In 1961, at the Taunggyi seminar, the ethnic nationalities of Burma came up with a 5 point proposed outline for the amendment of the constitution:
- Burma Proper must be a constituent state like Chin, Kachin, Shan and others
- Equal power to the two Houses of Parliament
- Equal representation for each state in the Upper House
- Reservation of the following subjects for the Union government and the remaining subjects for the states: Foreign affairs, Defense, Finance, Coinage and paper currency, Posts and Telegraphs, Railways, Airways and Waterways, Union Judiciary and Sea Customs Duty
- Fair distribution of the revenue collected by the Union Government among the states
Gauging the sentiments prevailing at that time, I don’t think all the demands would have sailed through the Parliament. But some of them would have and the non-Burmans would have said, “Well, that’s democracy. There’s still another time to try it again.”
But the military thought otherwise. What followed was as we all know.
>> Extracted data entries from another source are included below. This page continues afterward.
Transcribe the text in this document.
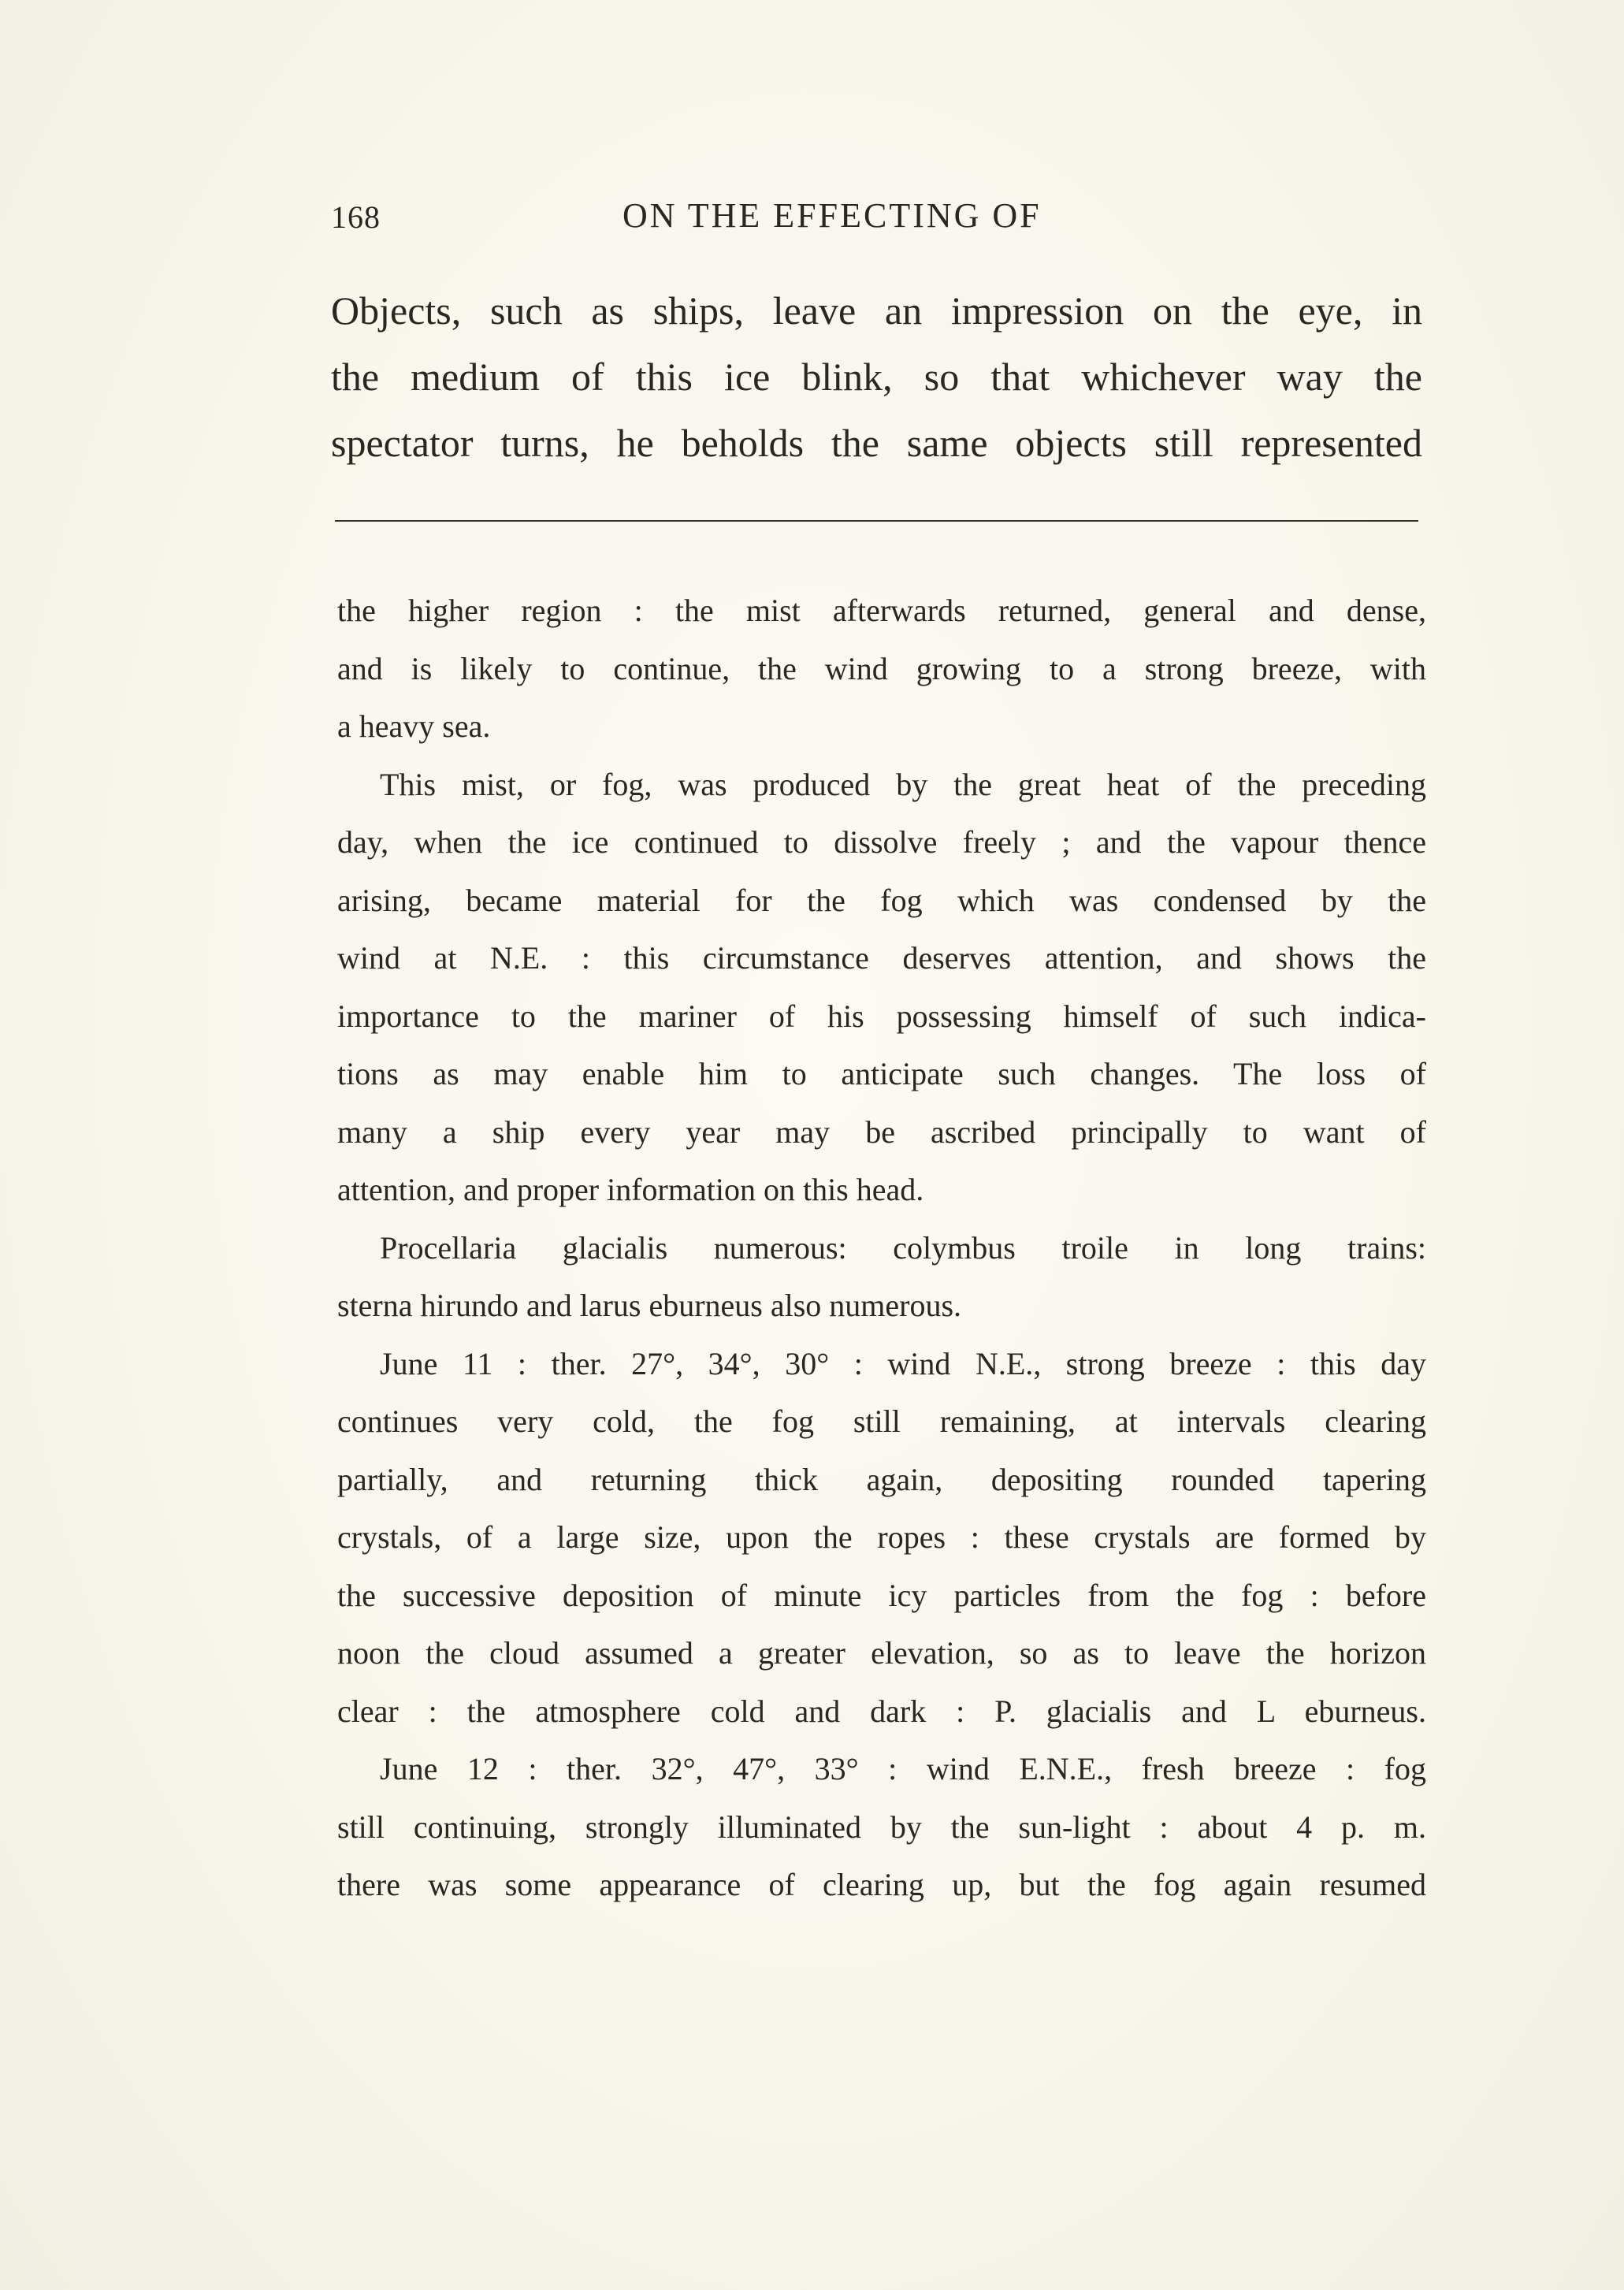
168	ON THE EFFECTING OF
Objects, such as ships, leave an impression on the eye, in
the medium of this ice blink, so that whichever way the
spectator turns, he beholds the same objects still represented
the higher region : the mist afterwards returned, general and dense,
and is likely to continue, the wind growing to a strong breeze, with
a heavy sea.
This mist, or fog, was produced by the great heat of the preceding
day, when the ice continued to dissolve freely ; and the vapour thence
arising, became material for the fog which was condensed by the
wind at N.E. : this circumstance deserves attention, and shows the
importance to the mariner of his possessing himself of such indica-
tions as may enable him to anticipate such changes. The loss of
many a ship every year may be ascribed principally to want of
attention, and proper information on this head.
Procellaria glacialis numerous: colymbus troile in long trains:
sterna hirundo and larus eburneus also numerous.
June 11 : ther. 27°, 34°, 30° : wind N.E., strong breeze : this day
continues very cold, the fog still remaining, at intervals clearing
partially, and returning thick again, depositing rounded tapering
crystals, of a large size, upon the ropes : these crystals are formed by
the successive deposition of minute icy particles from the fog : before
noon the cloud assumed a greater elevation, so as to leave the horizon
clear : the atmosphere cold and dark : P. glacialis and L eburneus.
June 12 : ther. 32°, 47°, 33° : wind E.N.E., fresh breeze : fog
still continuing, strongly illuminated by the sun-light : about 4 p. m.
there was some appearance of clearing up, but the fog again resumed
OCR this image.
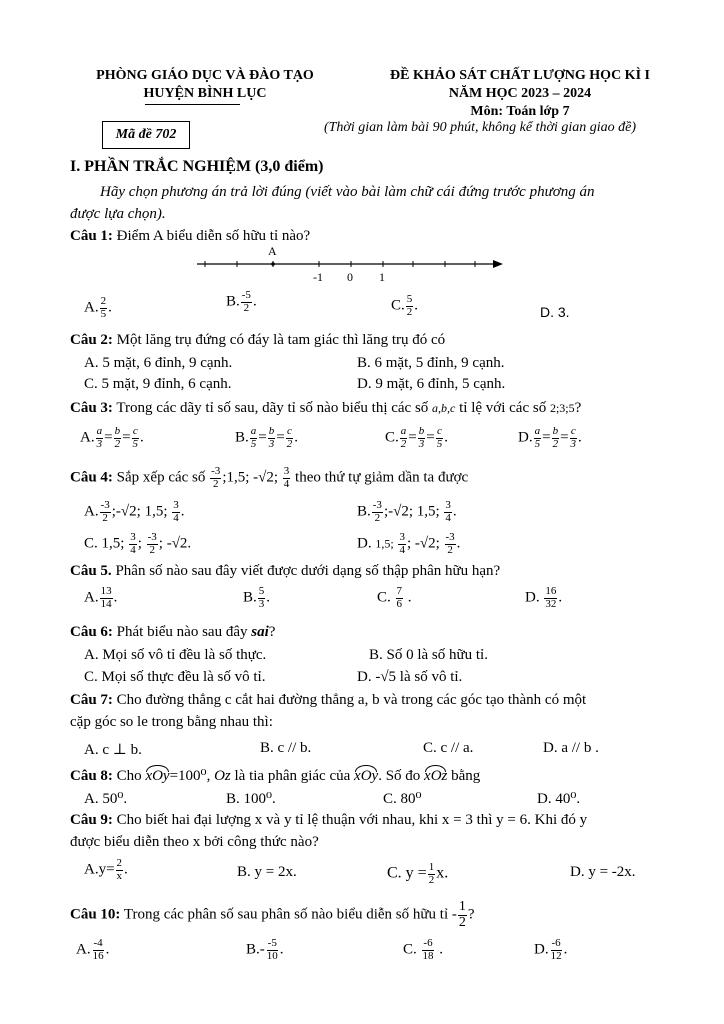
PHÒNG GIÁO DỤC VÀ ĐÀO TẠO
HUYỆN BÌNH LỤC
ĐỀ KHẢO SÁT CHẤT LƯỢNG HỌC KÌ I
NĂM HỌC 2023 – 2024
Môn: Toán lớp 7
(Thời gian làm bài 90 phút, không kể thời gian giao đề)
Mã đề 702
I. PHẦN TRẮC NGHIỆM (3,0 điểm)
Hãy chọn phương án trả lời đúng (viết vào bài làm chữ cái đứng trước phương án
được lựa chọn).
Câu 1: Điểm A biểu diễn số hữu tỉ nào?
A
-1 0 1
A. $\frac{2}{5}$ .	B. $\frac{-5}{2}$ .	C. $\frac{5}{2}$ .	D. 3.
Câu 2: Một lăng trụ đứng có đáy là tam giác thì lăng trụ đó có
A. 5 mặt, 6 đỉnh, 9 cạnh.	B. 6 mặt, 5 đỉnh, 9 cạnh.
C. 5 mặt, 9 đỉnh, 6 cạnh.	D. 9 mặt, 6 đỉnh, 5 cạnh.
Câu 3: Trong các dãy tỉ số sau, dãy tỉ số nào biểu thị các số a,b,c tỉ lệ với các số 2;3;5?
A. $\frac{a}{3} = \frac{b}{2} = \frac{c}{5}$ .	B. $\frac{a}{5} = \frac{b}{3} = \frac{c}{2}$ .	C. $\frac{a}{2} = \frac{b}{3} = \frac{c}{5}$ .	D. $\frac{a}{5} = \frac{b}{2} = \frac{c}{3}$ .
Câu 4: Sắp xếp các số $\frac{-3}{2}$ ;1,5; -√2; $\frac{3}{4}$ theo thứ tự giảm dần ta được
A. $\frac{-3}{2}$ ;-√2; 1,5; $\frac{3}{4}$ .	B. $\frac{-3}{2}$ ;-√2; 1,5; $\frac{3}{4}$ .
C. 1,5; $\frac{3}{4}$ ; $\frac{-3}{2}$ ; -√2.	D. 1,5; $\frac{3}{4}$ ; -√2; $\frac{-3}{2}$ .
Câu 5. Phân số nào sau đây viết được dưới dạng số thập phân hữu hạn?
A. $\frac{13}{14}$ .	B. $\frac{5}{3}$ .	C. $\frac{7}{6}$ .	D. $\frac{16}{32}$ .
Câu 6: Phát biểu nào sau đây sai?
A. Mọi số vô tỉ đều là số thực.	B. Số 0 là số hữu tỉ.
C. Mọi số thực đều là số vô tỉ.	D. -√5 là số vô tỉ.
Câu 7: Cho đường thẳng c cắt hai đường thẳng a, b và trong các góc tạo thành có một
cặp góc so le trong bằng nhau thì:
A. c ⊥ b.	B. c // b.	C. c // a.	D. a // b .
Câu 8: Cho xOy=100⁰, Oz là tia phân giác của xOy. Số đo xOz bằng
A. 50⁰.	B. 100⁰.	C. 80⁰	D. 40⁰.
Câu 9: Cho biết hai đại lượng x và y tỉ lệ thuận với nhau, khi x = 3 thì y = 6. Khi đó y
được biểu diễn theo x bởi công thức nào?
$A.y= \frac{2}{x}$ .	B. y = 2x.	C. $y = \frac{1}{2} x$.	D. y = -2x.
Câu 10: Trong các phân số sau phân số nào biểu diễn số hữu tỉ - $\frac{1}{2}$ ?
A. $\frac{-4}{16}$ .	$B.- \frac{-5}{10}$ .	C. $\frac{-6}{18}$ .	D. $\frac{-6}{12}$ .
No reader needs any repetition from the writer.
Summing up, I would say that:
- Another Panglong will be needed to re-affirm the principles laid down by the conference in 1947
- The same Panglong will also re-examine the 1961 outline to amend the constitution and lay down a new outline, in line with the needs and realities of the 21st century
Last but not least, it will also need a guarantee that another military coup will not be forthcoming claiming once again “to save the country from being drowned in shallow waters.” What we need now, both for ourselves and for our posterity, is a virtuous circle, not a vicious one.